Permafrost degradation influences the morphology, biogeochemical cycling and hydrology of Arctic landscapes over a range of time scales. To reconstruct temporal patterns of early to late Holocene permafrost and thermokarst dynamics, site-specific palaeo-records are needed. Here we present a multi-proxy study of a 350-cm-long permafrost core from a drained lake basin on the northern Seward Peninsula, Alaska, revealing Lateglacial toHolocene thermokarst lake dynamics in a central location of Beringia.

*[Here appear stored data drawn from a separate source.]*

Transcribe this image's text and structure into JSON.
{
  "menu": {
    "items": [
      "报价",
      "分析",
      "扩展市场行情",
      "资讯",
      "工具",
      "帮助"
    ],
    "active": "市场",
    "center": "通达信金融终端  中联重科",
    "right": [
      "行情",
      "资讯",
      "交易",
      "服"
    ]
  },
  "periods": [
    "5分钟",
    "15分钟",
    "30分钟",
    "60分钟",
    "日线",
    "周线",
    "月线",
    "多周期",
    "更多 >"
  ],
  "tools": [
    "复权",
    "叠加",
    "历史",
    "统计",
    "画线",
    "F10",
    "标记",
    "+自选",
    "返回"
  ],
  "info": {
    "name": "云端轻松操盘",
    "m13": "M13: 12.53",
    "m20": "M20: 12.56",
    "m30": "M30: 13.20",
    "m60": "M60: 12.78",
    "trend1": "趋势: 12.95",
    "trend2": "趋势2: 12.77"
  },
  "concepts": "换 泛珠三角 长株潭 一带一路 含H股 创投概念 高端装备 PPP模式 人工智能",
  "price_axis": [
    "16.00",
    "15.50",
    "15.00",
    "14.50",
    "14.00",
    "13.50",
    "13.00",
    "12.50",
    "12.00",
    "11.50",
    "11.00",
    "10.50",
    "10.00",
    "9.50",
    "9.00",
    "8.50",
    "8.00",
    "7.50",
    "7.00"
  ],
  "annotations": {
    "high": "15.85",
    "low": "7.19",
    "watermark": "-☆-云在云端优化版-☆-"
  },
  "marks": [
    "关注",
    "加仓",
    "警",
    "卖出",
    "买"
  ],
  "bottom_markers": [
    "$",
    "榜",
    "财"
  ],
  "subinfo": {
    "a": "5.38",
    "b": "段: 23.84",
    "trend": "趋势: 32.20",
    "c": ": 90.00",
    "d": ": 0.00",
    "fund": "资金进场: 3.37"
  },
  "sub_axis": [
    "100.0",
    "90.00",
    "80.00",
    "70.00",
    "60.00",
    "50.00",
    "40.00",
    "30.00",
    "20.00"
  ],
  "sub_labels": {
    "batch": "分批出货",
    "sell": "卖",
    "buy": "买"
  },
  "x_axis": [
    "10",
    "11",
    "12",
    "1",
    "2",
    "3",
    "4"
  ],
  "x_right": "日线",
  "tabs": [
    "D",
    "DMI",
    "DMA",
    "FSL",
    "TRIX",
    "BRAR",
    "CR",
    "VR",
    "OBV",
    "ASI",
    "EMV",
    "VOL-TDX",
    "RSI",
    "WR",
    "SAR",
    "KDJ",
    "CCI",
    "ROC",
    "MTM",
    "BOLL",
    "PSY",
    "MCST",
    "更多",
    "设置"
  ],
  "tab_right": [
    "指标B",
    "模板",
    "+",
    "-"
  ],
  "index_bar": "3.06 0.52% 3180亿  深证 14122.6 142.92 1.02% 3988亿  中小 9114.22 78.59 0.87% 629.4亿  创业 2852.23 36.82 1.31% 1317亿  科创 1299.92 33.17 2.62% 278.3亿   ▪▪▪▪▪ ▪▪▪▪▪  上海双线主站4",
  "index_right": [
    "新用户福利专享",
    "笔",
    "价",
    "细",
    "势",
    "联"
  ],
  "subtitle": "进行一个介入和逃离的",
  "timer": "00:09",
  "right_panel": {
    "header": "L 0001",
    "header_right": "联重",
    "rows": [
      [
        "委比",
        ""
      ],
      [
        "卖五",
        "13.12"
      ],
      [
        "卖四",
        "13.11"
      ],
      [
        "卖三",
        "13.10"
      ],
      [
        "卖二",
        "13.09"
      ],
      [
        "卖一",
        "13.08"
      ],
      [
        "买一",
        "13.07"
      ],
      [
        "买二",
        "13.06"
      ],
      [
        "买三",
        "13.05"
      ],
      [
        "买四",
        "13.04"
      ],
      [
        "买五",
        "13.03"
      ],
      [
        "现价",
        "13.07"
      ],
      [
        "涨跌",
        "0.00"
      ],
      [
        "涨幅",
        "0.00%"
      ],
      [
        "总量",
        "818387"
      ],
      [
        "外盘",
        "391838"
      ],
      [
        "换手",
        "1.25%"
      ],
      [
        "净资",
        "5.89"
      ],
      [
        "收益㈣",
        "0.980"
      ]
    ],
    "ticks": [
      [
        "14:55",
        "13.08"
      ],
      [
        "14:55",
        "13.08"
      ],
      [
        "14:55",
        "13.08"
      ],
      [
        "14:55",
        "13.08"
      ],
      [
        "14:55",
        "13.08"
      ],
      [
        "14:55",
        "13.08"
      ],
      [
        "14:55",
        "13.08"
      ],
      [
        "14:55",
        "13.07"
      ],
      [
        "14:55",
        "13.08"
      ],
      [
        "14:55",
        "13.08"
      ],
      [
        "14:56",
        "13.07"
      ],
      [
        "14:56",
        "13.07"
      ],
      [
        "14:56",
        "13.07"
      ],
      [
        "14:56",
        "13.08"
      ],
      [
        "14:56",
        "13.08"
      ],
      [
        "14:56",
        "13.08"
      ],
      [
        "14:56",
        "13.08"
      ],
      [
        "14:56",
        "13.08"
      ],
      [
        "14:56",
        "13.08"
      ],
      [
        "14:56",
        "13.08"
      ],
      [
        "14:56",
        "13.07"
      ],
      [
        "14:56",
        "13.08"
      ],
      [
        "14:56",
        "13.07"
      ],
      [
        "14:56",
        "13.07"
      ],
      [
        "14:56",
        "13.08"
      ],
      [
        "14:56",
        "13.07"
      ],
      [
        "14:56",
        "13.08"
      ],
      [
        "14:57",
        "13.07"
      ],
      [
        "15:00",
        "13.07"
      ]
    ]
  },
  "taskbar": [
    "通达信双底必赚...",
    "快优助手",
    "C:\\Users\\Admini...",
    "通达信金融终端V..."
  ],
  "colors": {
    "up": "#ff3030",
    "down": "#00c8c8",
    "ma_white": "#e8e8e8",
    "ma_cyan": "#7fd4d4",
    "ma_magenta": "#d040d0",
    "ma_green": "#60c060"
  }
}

Use of radiocarbon dating, micropalaeontology (ostracods and testaceans), sedimentology (grain-size analyses, magnetic susceptibility, tephra analyses), geochemistry (total nitrogen and carbon, total organic carbon, C-13(org)) and stable water isotopes (O-18, D, dexcess) of ground ice allowed the reconstruction of several distinct thermokarst lake phases. These include a pre-lacustrine environment at the base of the core characterized by the Devil Mountain Maar tephra (22800 +/- 280cal. a BP, Unit A), which has vertically subsided in places due to subsequent development of a deep thermokarst lake that initiated around 11800cal. a BP (Unit B). At about 9000cal. a BP this lake transitioned from a stable depositional environment to a very dynamic lake system (Unit C) characterized by fluctuating lake levels, potentially intermediate wetland development, and expansion and erosion of shore deposits. Complete drainage of this lake occurred at 1060cal. a BP, including post-drainage sediment freezing from the top down to 154cm and gradual accumulation of terrestrial peat (Unit D), as well as uniform upward talik refreezing. This core-based reconstruction of multiple thermokarst lake generations since 11800cal. a BP improves our understanding of the temporal scales of thermokarst lake development from initiation to drainage, demonstrates complex landscape evolution in the ice-rich permafrost regions of Central Beringia during the Lateglacial and Holocene, and enhances our understanding of biogeochemical cycles in thermokarst-affected regions of the Arctic.